Pandas version checks
-
[X] I have checked that this issue has not already been reported.
-
[X] I have confirmed this bug exists on the latest version of pandas.
-
[X] I have confirmed this bug exists on the [main branch] (https://pandas.pydata.org/docs/dev/getting_started/install.html#installing-the-development-version-of-pandas) of pandas.
Reproducible Example
import pandas as pd
import json
def json_conversion(df, orient_type = "values"):
# convert dataframe to a JSON string
json_str = df.to_json(orient=orient_type)
# write the JSON string to a file
with open('data.json', 'w') as f:
json.dump(json_str, f)
# read the JSON string from the file
with open('data.json', 'r') as f:
json_str = json.load(f)
# Convert the JSON string back to a dataframe
df2 = pd.read_json(json_str, orient=orient_type)
return df2
# Create a dataframe with imaginary numbers
df = pd.DataFrame({'a': [1 + 2j, 3 + 4j], 'b': [5 + 6j, 7 + 8j]})
print(df)
# a b
# 0 1.0+2.0j 5.0+6.0j
# 1 3.0+4.0j 7.0+8.0j
# Check with `values`
df_values_json = json_conversion(df, "values")
print(df_values_json)
# 0 1
# 0 {'imag': 2.0, 'real': 1.0} {'imag': 6.0, 'real': 5.0}
# 1 {'imag': 4.0, 'real': 3.0} {'imag': 8.0, 'real': 7.0}
# Check with `table`
df_table_json = json_conversion(df, "table")
# TypeError: float() argument must be a string or a number, not 'dict'
Issue Description
When trying to re-create a dataframe with complex numbers using JSON, the pd.read_json()

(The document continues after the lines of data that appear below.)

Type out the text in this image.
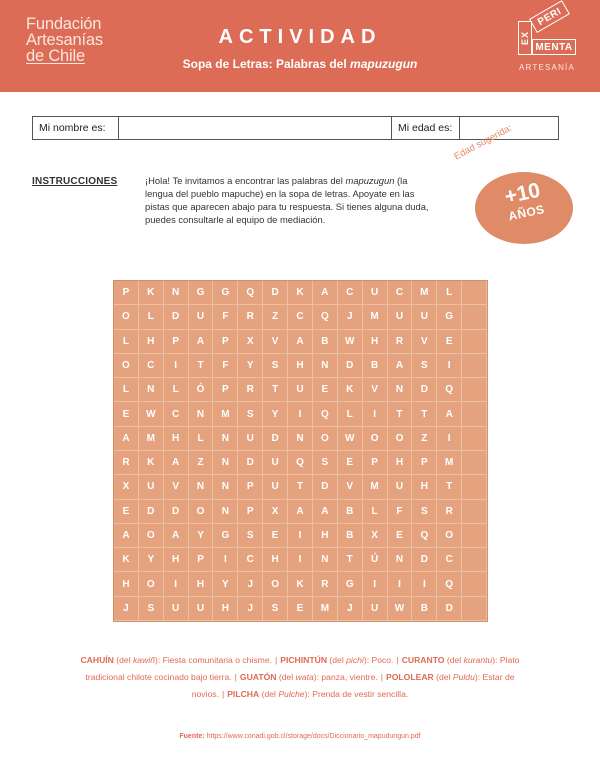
Fundación
Artesanías
de Chile
ACTIVIDAD
Sopa de Letras: Palabras del mapuzugun
EX
PERI
MENTA
ARTESANÍA
Mi nombre es:	Mi edad es:
INSTRUCCIONES	¡Hola! Te invitamos a encontrar las palabras del mapuzugun (la lengua del pueblo mapuche) en la sopa de letras. Apoyate en las pistas que aparecen abajo para tu respuesta. Si tienes alguna duda, puedes consultarle al equipo de mediación.
Edad sugerida:
+10
AÑOS
P	K	N	G	G	Q	D	K	A	C	U	C	M	L
O	L	D	U	F	R	Z	C	Q	J	M	U	U	G
L	H	P	A	P	X	V	A	B	W	H	R	V	E
O	C	I	T	F	Y	S	H	N	D	B	A	S	I
L	N	L	Ó	P	R	T	U	E	K	V	N	D	Q
E	W	C	N	M	S	Y	I	Q	L	I	T	T	A
A	M	H	L	N	U	D	N	O	W	O	O	Z	I
R	K	A	Z	N	D	U	Q	S	E	P	H	P	M
X	U	V	N	N	P	U	T	D	V	M	U	H	T
E	D	D	O	N	P	X	A	A	B	L	F	S	R
A	O	A	Y	G	S	E	I	H	B	X	E	Q	O
K	Y	H	P	I	C	H	I	N	T	Ú	N	D	C
H	O	I	H	Y	J	O	K	R	G	I	I	I	Q
J	S	U	U	H	J	S	E	M	J	U	W	B	D
CAHUÍN (del kawiñ): Fiesta comunitaria o chisme. | PICHINTÚN (del pichi): Poco. | CURANTO (del kurantu): Plato tradicional chilote cocinado bajo tierra. | GUATÓN (del wata): panza, vientre. | POLOLEAR (del Puldu): Estar de novios. | PILCHA (del Pulche): Prenda de vestir sencilla.
Fuente: https://www.conadi.gob.cl/storage/docs/Diccionario_mapudungun.pdf
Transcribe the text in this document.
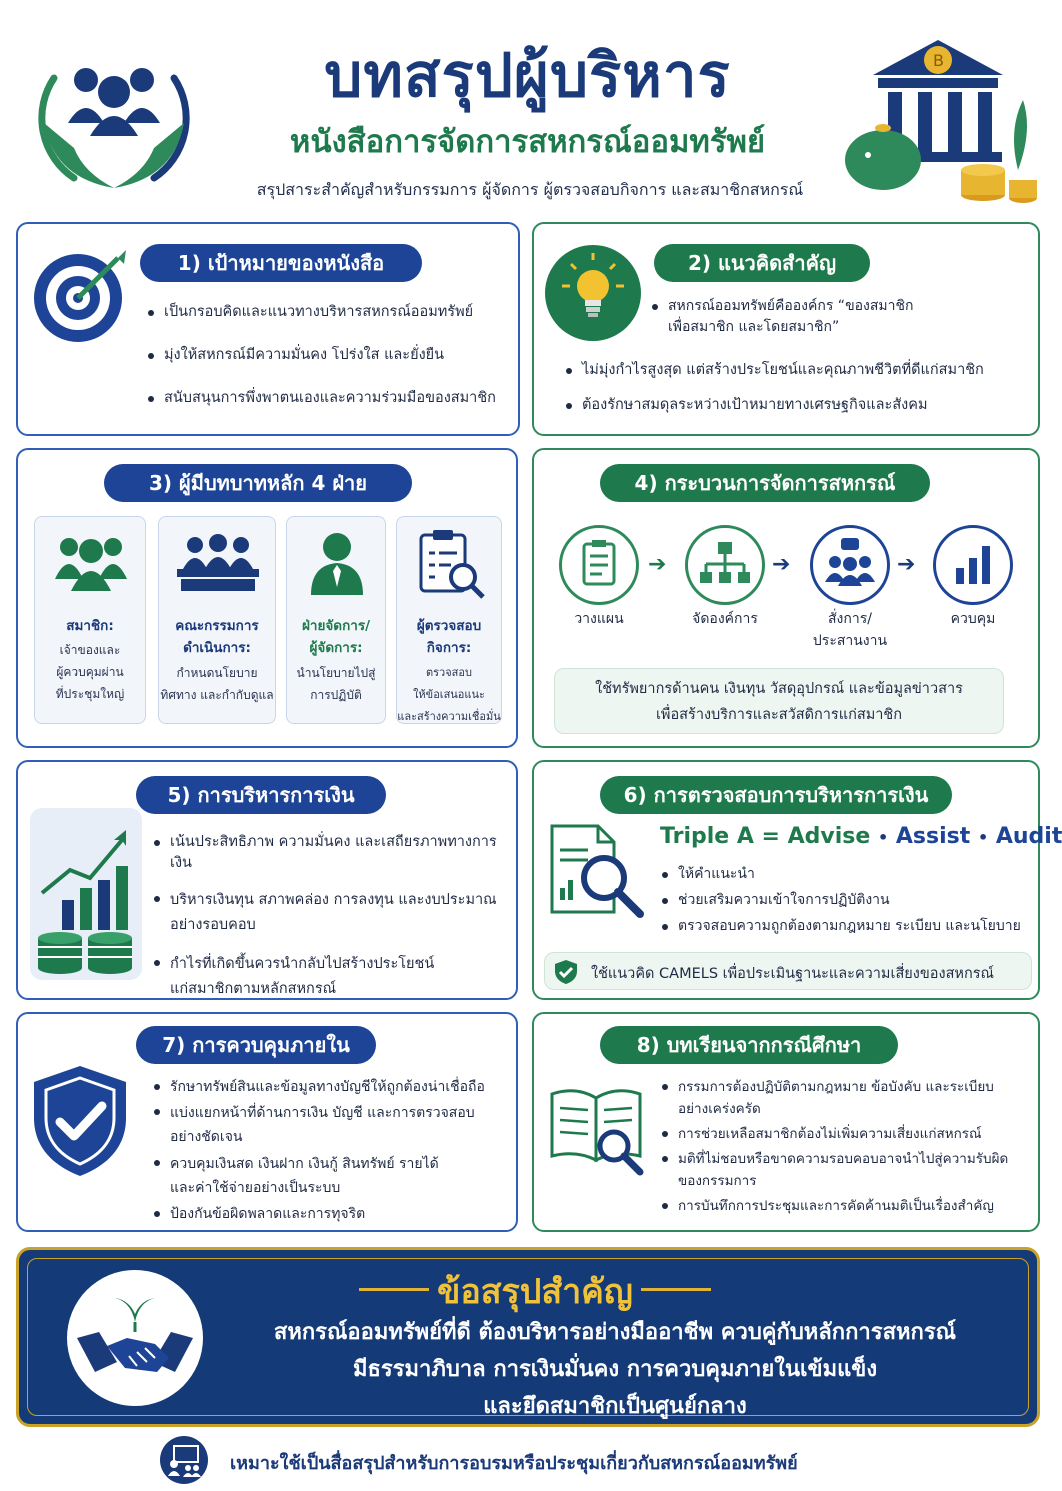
บทสรุปผู้บริหาร
หนังสือการจัดการสหกรณ์ออมทรัพย์
สรุปสาระสำคัญสำหรับกรรมการ ผู้จัดการ ผู้ตรวจสอบกิจการ และสมาชิกสหกรณ์
B
1) เป้าหมายของหนังสือ
เป็นกรอบคิดและแนวทางบริหารสหกรณ์ออมทรัพย์
มุ่งให้สหกรณ์มีความมั่นคง โปร่งใส และยั่งยืน
สนับสนุนการพึ่งพาตนเองและความร่วมมือของสมาชิก
2) แนวคิดสำคัญ
สหกรณ์ออมทรัพย์คือองค์กร “ของสมาชิก
เพื่อสมาชิก และโดยสมาชิก”
ไม่มุ่งกำไรสูงสุด แต่สร้างประโยชน์และคุณภาพชีวิตที่ดีแก่สมาชิก
ต้องรักษาสมดุลระหว่างเป้าหมายทางเศรษฐกิจและสังคม
3) ผู้มีบทบาทหลัก 4 ฝ่าย
สมาชิก:
เจ้าของและ
ผู้ควบคุมผ่าน
ที่ประชุมใหญ่
คณะกรรมการ
ดำเนินการ:
กำหนดนโยบาย
ทิศทาง และกำกับดูแล
ฝ่ายจัดการ/
ผู้จัดการ:
นำนโยบายไปสู่
การปฏิบัติ
ผู้ตรวจสอบ
กิจการ:
ตรวจสอบ
ให้ข้อเสนอแนะ
และสร้างความเชื่อมั่น
4) กระบวนการจัดการสหกรณ์
ใช้ทรัพยากรด้านคน เงินทุน วัสดุอุปกรณ์ และข้อมูลข่าวสาร
เพื่อสร้างบริการและสวัสดิการแก่สมาชิก
➔	➔	➔
วางแผน	จัดองค์การ	สั่งการ/
ประสานงาน
ควบคุม
5) การบริหารการเงิน
เน้นประสิทธิภาพ ความมั่นคง และเสถียรภาพทางการเงิน
บริหารเงินทุน สภาพคล่อง การลงทุน และงบประมาณ
อย่างรอบคอบ
กำไรที่เกิดขึ้นควรนำกลับไปสร้างประโยชน์
แก่สมาชิกตามหลักสหกรณ์
6) การตรวจสอบการบริหารการเงิน
Triple A = Advise • Assist • Audit
ให้คำแนะนำ
ช่วยเสริมความเข้าใจการปฏิบัติงาน
ตรวจสอบความถูกต้องตามกฎหมาย ระเบียบ และนโยบาย
ใช้แนวคิด CAMELS เพื่อประเมินฐานะและความเสี่ยงของสหกรณ์
7) การควบคุมภายใน
รักษาทรัพย์สินและข้อมูลทางบัญชีให้ถูกต้องน่าเชื่อถือ
แบ่งแยกหน้าที่ด้านการเงิน บัญชี และการตรวจสอบ
อย่างชัดเจน
ควบคุมเงินสด เงินฝาก เงินกู้ สินทรัพย์ รายได้
และค่าใช้จ่ายอย่างเป็นระบบ
ป้องกันข้อผิดพลาดและการทุจริต
8) บทเรียนจากกรณีศึกษา
กรรมการต้องปฏิบัติตามกฎหมาย ข้อบังคับ และระเบียบ
อย่างเคร่งครัด
การช่วยเหลือสมาชิกต้องไม่เพิ่มความเสี่ยงแก่สหกรณ์
มติที่ไม่ชอบหรือขาดความรอบคอบอาจนำไปสู่ความรับผิด
ของกรรมการ
การบันทึกการประชุมและการคัดค้านมติเป็นเรื่องสำคัญ
ข้อสรุปสำคัญ
สหกรณ์ออมทรัพย์ที่ดี ต้องบริหารอย่างมืออาชีพ ควบคู่กับหลักการสหกรณ์
มีธรรมาภิบาล การเงินมั่นคง การควบคุมภายในเข้มแข็ง
และยึดสมาชิกเป็นศูนย์กลาง
เหมาะใช้เป็นสื่อสรุปสำหรับการอบรมหรือประชุมเกี่ยวกับสหกรณ์ออมทรัพย์
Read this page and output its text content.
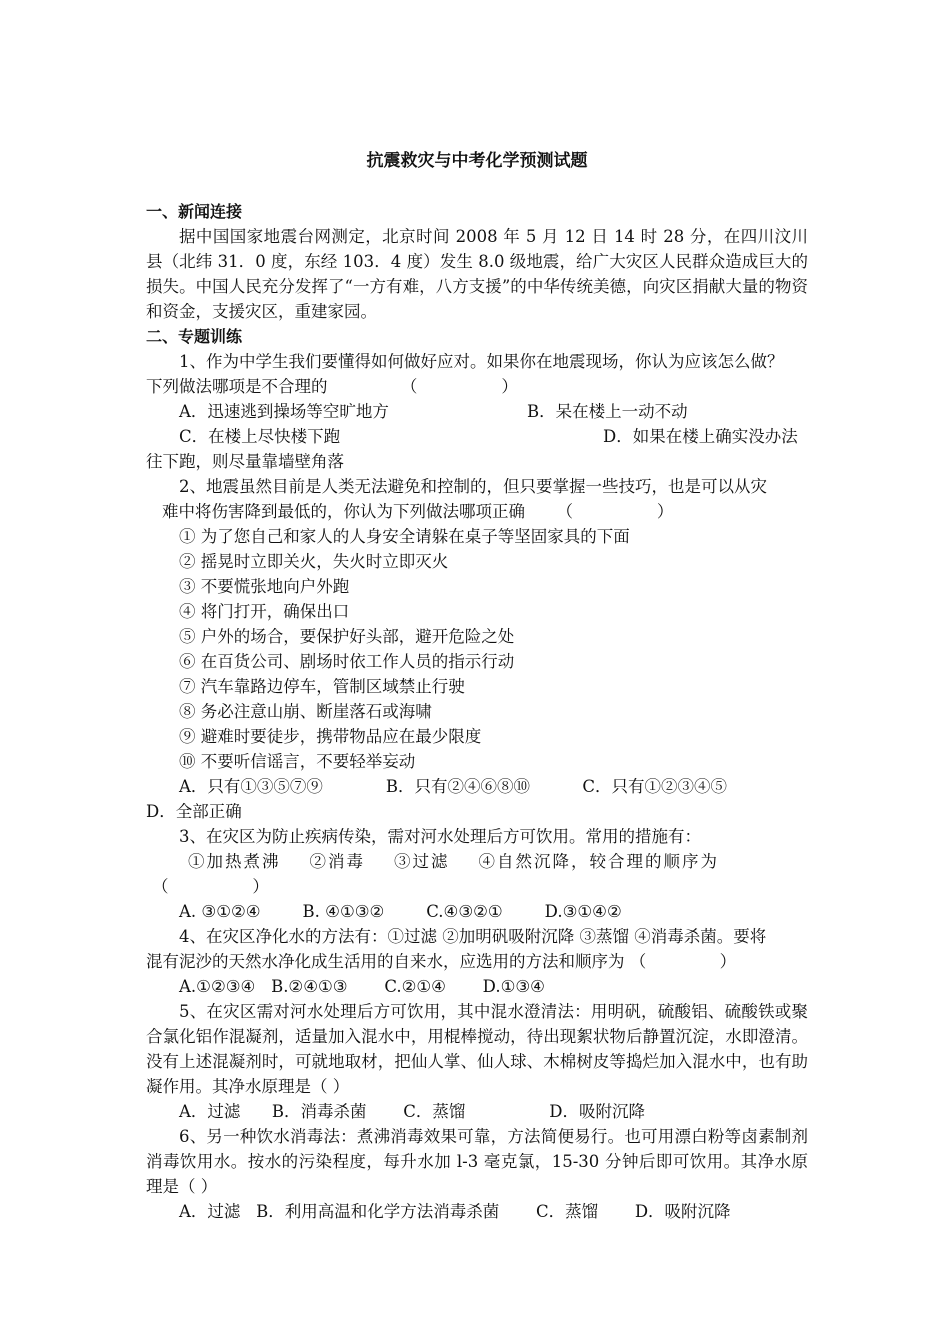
抗震救灾与中考化学预测试题
一、新闻连接
据中国国家地震台网测定，北京时间 2008 年 5 月 12 日 14 时 28 分，在四川汶川县（北纬 31．0 度，东经 103．4 度）发生 8.0 级地震，给广大灾区人民群众造成巨大的损失。中国人民充分发挥了“一方有难，八方支援”的中华传统美德，向灾区捐献大量的物资和资金，支援灾区，重建家园。
二、专题训练
1、作为中学生我们要懂得如何做好应对。如果你在地震现场，你认为应该怎么做？
下列做法哪项是不合理的              （                ）
A．迅速逃到操场等空旷地方	B．呆在楼上一动不动
C．在楼上尽快楼下跑	D．如果在楼上确实没办法
往下跑，则尽量靠墙壁角落
2、地震虽然目前是人类无法避免和控制的，但只要掌握一些技巧，也是可以从灾
难中将伤害降到最低的，你认为下列做法哪项正确      （                ）
① 为了您自己和家人的人身安全请躲在桌子等坚固家具的下面
② 摇晃时立即关火，失火时立即灭火
③ 不要慌张地向户外跑
④ 将门打开，确保出口
⑤ 户外的场合，要保护好头部，避开危险之处
⑥ 在百货公司、剧场时依工作人员的指示行动
⑦ 汽车靠路边停车，管制区域禁止行驶
⑧ 务必注意山崩、断崖落石或海啸
⑨ 避难时要徒步，携带物品应在最少限度
⑩ 不要听信谣言，不要轻举妄动
A．只有①③⑤⑦⑨            B．只有②④⑥⑧⑩          C．只有①②③④⑤
D．全部正确
3、在灾区为防止疾病传染，需对河水处理后方可饮用。常用的措施有：
①加热煮沸    ②消毒    ③过滤    ④自然沉降，较合理的顺序为
（                ）
A. ③①②④        B. ④①③②        C.④③②①        D.③①④②
4、在灾区净化水的方法有：①过滤 ②加明矾吸附沉降 ③蒸馏 ④消毒杀菌。要将
混有泥沙的天然水净化成生活用的自来水，应选用的方法和顺序为 （              ）
A.①②③④   B.②④①③       C.②①④       D.①③④
5、在灾区需对河水处理后方可饮用，其中混水澄清法：用明矾，硫酸铝、硫酸铁或聚合氯化铝作混凝剂，适量加入混水中，用棍棒搅动，待出现絮状物后静置沉淀，水即澄清。没有上述混凝剂时，可就地取材，把仙人掌、仙人球、木棉树皮等捣烂加入混水中，也有助凝作用。其净水原理是（ ）
A．过滤      B．消毒杀菌       C．蒸馏                D．吸附沉降
6、另一种饮水消毒法：煮沸消毒效果可靠，方法简便易行。也可用漂白粉等卤素制剂消毒饮用水。按水的污染程度，每升水加 l-3 毫克氯，15-30 分钟后即可饮用。其净水原理是（ ）
A．过滤   B．利用高温和化学方法消毒杀菌       C．蒸馏       D．吸附沉降
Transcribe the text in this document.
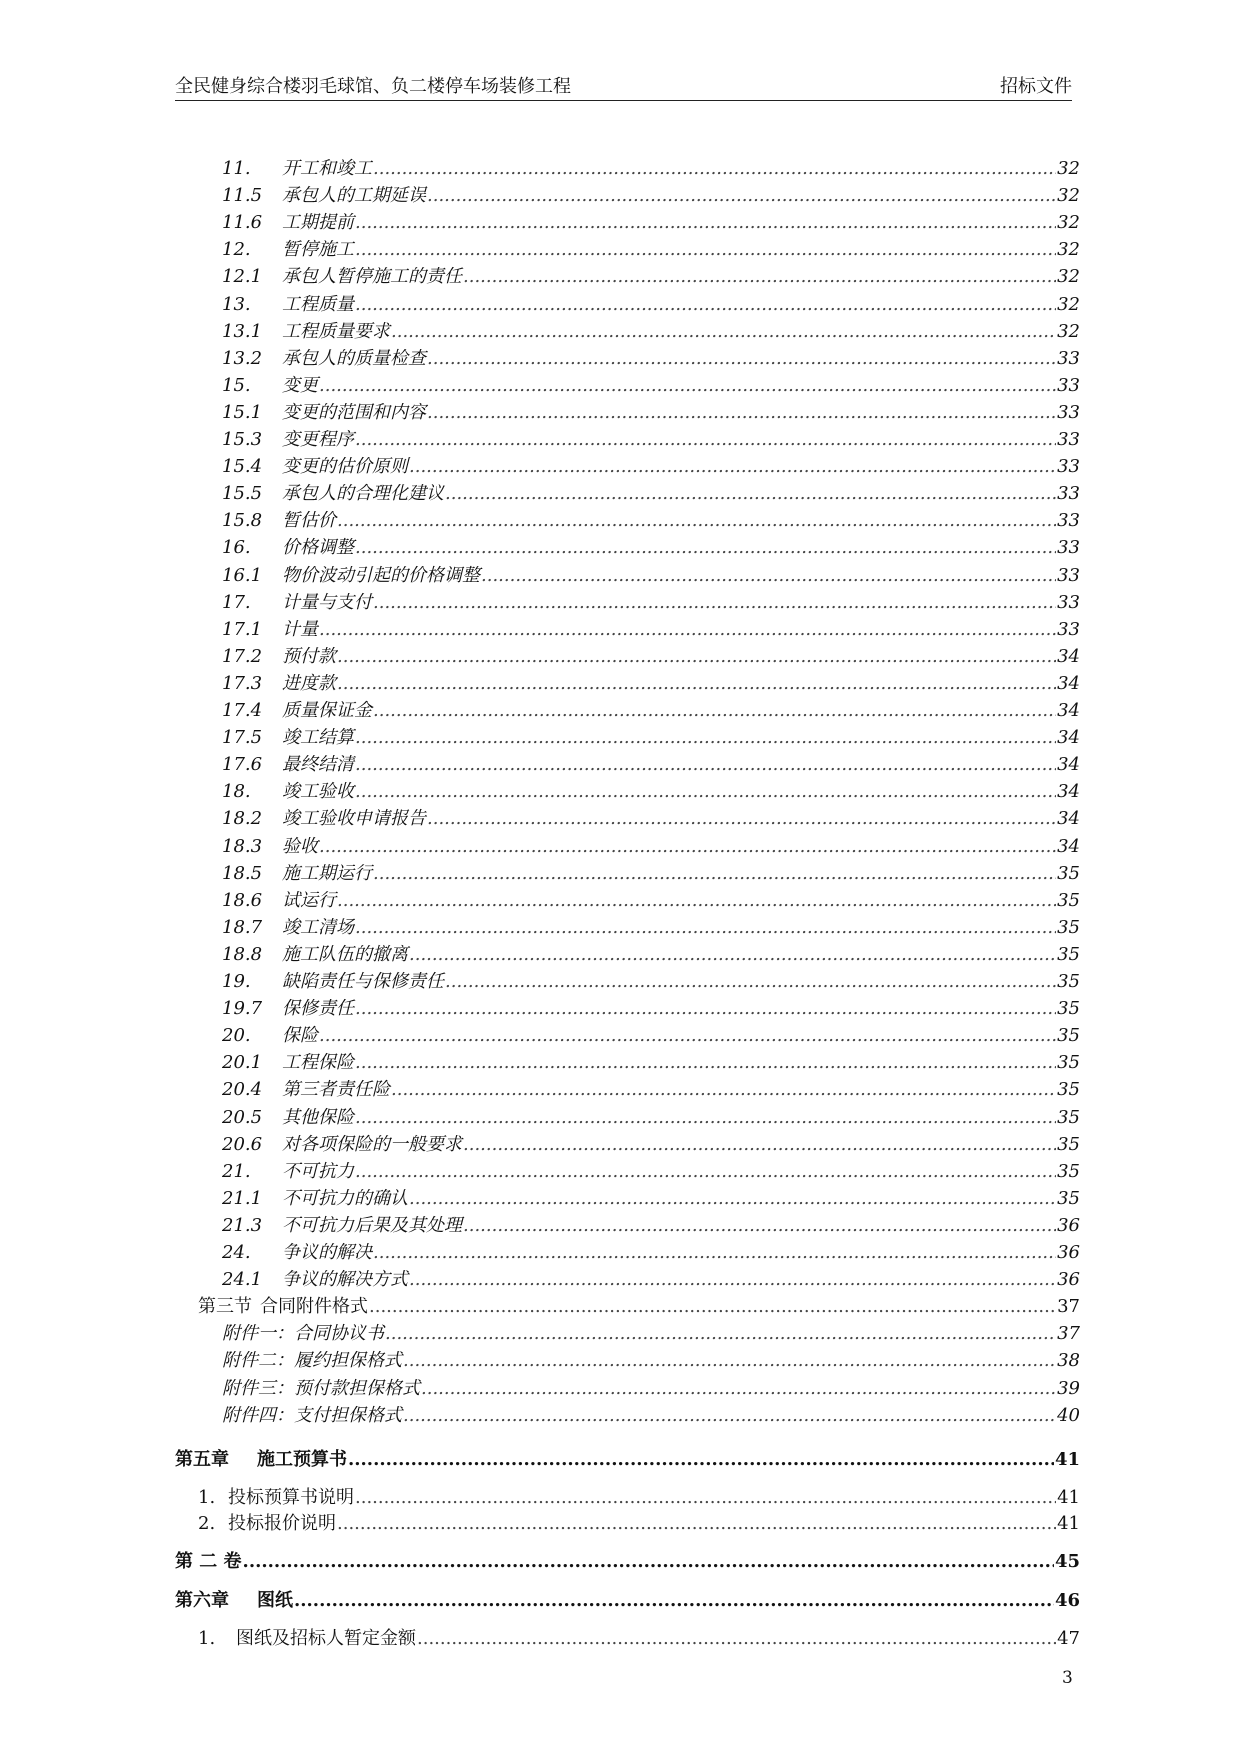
全民健身综合楼羽毛球馆、负二楼停车场装修工程	招标文件
11. 开工和竣工 .....	32
11.5 承包人的工期延误 .....	32
11.6 工期提前 .....	32
12. 暂停施工 .....	32
12.1 承包人暂停施工的责任 .....	32
13. 工程质量 .....	32
13.1 工程质量要求 .....	32
13.2 承包人的质量检查 .....	33
15. 变更 .....	33
15.1 变更的范围和内容 .....	33
15.3 变更程序 .....	33
15.4 变更的估价原则 .....	33
15.5 承包人的合理化建议 .....	33
15.8 暂估价 .....	33
16. 价格调整 .....	33
16.1 物价波动引起的价格调整 .....	33
17. 计量与支付 .....	33
17.1 计量 .....	33
17.2 预付款 .....	34
17.3 进度款 .....	34
17.4 质量保证金 .....	34
17.5 竣工结算 .....	34
17.6 最终结清 .....	34
18. 竣工验收 .....	34
18.2 竣工验收申请报告 .....	34
18.3 验收 .....	34
18.5 施工期运行 .....	35
18.6 试运行 .....	35
18.7 竣工清场 .....	35
18.8 施工队伍的撤离 .....	35
19. 缺陷责任与保修责任 .....	35
19.7 保修责任 .....	35
20. 保险 .....	35
20.1 工程保险 .....	35
20.4 第三者责任险 .....	35
20.5 其他保险 .....	35
20.6 对各项保险的一般要求 .....	35
21. 不可抗力 .....	35
21.1 不可抗力的确认 .....	35
21.3 不可抗力后果及其处理 .....	36
24. 争议的解决 .....	36
24.1 争议的解决方式 .....	36
第三节 合同附件格式 .....	37
附件一：合同协议书 .....	37
附件二：履约担保格式 .....	38
附件三：预付款担保格式 .....	39
附件四：支付担保格式 .....	40
第五章 施工预算书 .....	41
1. 投标预算书说明 .....	41
2. 投标报价说明 .....	41
第 二 卷 .....	45
第六章 图纸 .....	46
1. 图纸及招标人暂定金额 .....	47
3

function has trouble with different orientations, e.g. orient="values"
and orient="table"
. In particular, the reconstructed data frame either treats the number as a combined dictionary with "imag"
and "real"
entries or is unable to be recreated due to a TypeError
.
a | b | |
---|---|---|
0 | 1+2j | 5+6j |
1 | 3+4j | 7+8j |
JSON Output under `orient='values'`
[
[
{
"imag":2.0,
"real":1.0
},
{
"imag":6.0,
"real":5.0
}
],
[
{
"imag":4.0,
"real":3.0
},
{
"imag":8.0,
"real":7.0
}
]
]
This leads to the reconstructed data frame looking like so:
0 | 1 | |
---|---|---|
0 | {'imag': 2.0, 'real': 1.0} | {'imag': 6.0, 'real': 5.0} |
1 | {'imag': 4.0, 'real': 3.0} | {'imag': 8.0, 'real': 7.0} |
In the case of orient='table'
, we have:
JSON Output under `orient='table'`
{
"schema":{
"fields":[
{
"name":"index",
"type":"integer"
},
{
"name":"a",
"type":"number"
},
{
"name":"b",
"type":"number"
}
],
"primaryKey":[
"index"
],
"pandas_version":"0.20.0"
},
"data":[
{
"index":0,
"a":{
"imag":2.0
},
"b":{
"imag":6.0
}
},
{
"index":1,
"a":{
"imag":4.0
},
"b":{
"imag":8.0
}
}
]
}
The end output is a TypeError
of:
TypeError: float() argument must be a string or a number, not 'dict'
Expected Behavior
Ideally, the original data frame should be constructed up to column names in the values
case whereas the table
case should be identical to the original data frame.
Installed Versions
Comment From: dicristina
The documentation says that the output of df.to_json(orient="values")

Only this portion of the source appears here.